I have being studying the relationship between soil and plant variables. I have a total of 25 variables in 12 location, I'm a little bit confused on the number of PCs to use that will best explain the relationship.
1. If you are doing PCA as a pre processing step to supervised learning, than the optimal number of PCA dimensions should be chosen by cross validation. I am a fan of five times repeated 5-fold cross validation.
2. If you are using PCA as an unsupervised method to explore and visualize the data then several options exist:
-a. as Clément suggested a hard cap of a certain variance explained like 80% or even 95%
-b. construct a scree plot: variance explained (or eigenvalues) ~ number of dimensions. As one moves to the right, toward later components, the eigenvalues drop. When the drop ceases and the curve makes an elbow toward less steep decline, Cattell's scree test says to drop all further components after the one starting the elbow.
-c. Kaiser criterion: The Kaiser rule is to drop all components with eigenvalues under 1.0.
-d. Horn's parallel analyses - which I am a fan of. Horn's method contrasts
eigenvalues produced through a PCA on a number of random
data sets of uncorrelated variables with the same number of
variables and observations as the experimental or observational
data set to produce eigenvalues for components that
are adjusted for the sample error-induced inflation. Components
with adjusted eigenvalues greater than one are retained.
More detail: http://pdxscholar.library.pdx.edu/commhealth_fac/27/
Here is a decent post on how to perform it in R: https://www.r-bloggers.com/determining-the-number-of-factors-with-parallel-analysis-in-r/
Hello Ekene, remember that when using PCA, your objective is to reduce the number of variable or better still "group" the variables into a smaller number such that loss of information is minimal.
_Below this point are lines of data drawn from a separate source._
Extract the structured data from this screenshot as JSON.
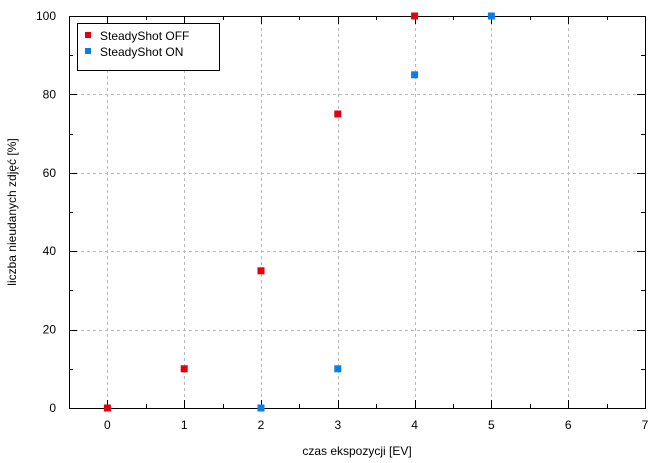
{
  "chart_data": {
    "type": "scatter",
    "xlabel": "czas ekspozycji [EV]",
    "ylabel": "liczba nieudanych zdjęć [%]",
    "xlim": [
      -0.5,
      7
    ],
    "ylim": [
      0,
      100
    ],
    "xticks": [
      0,
      1,
      2,
      3,
      4,
      5,
      6,
      7
    ],
    "yticks": [
      0,
      20,
      40,
      60,
      80,
      100
    ],
    "grid": true,
    "legend_position": "top-left",
    "series": [
      {
        "name": "SteadyShot OFF",
        "color": "#e3000f",
        "points": [
          {
            "x": 0,
            "y": 0
          },
          {
            "x": 1,
            "y": 10
          },
          {
            "x": 2,
            "y": 35
          },
          {
            "x": 3,
            "y": 75
          },
          {
            "x": 4,
            "y": 100
          }
        ]
      },
      {
        "name": "SteadyShot ON",
        "color": "#0a7ee8",
        "points": [
          {
            "x": 2,
            "y": 0
          },
          {
            "x": 3,
            "y": 10
          },
          {
            "x": 4,
            "y": 85
          },
          {
            "x": 5,
            "y": 100
          }
        ]
      }
    ]
  }
}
Actually, the number of PCs to consider are those that will explain the variability at a very high degree. For example if the first three PCs can explain more than 80% of the variation, then consider three PCs. If four PCs can explain that, then consider four. However, given that you have up to 25 variables, try to limit the PCs to a maximum of four or five, provided they explain the variability to a very high extent (say > 80%).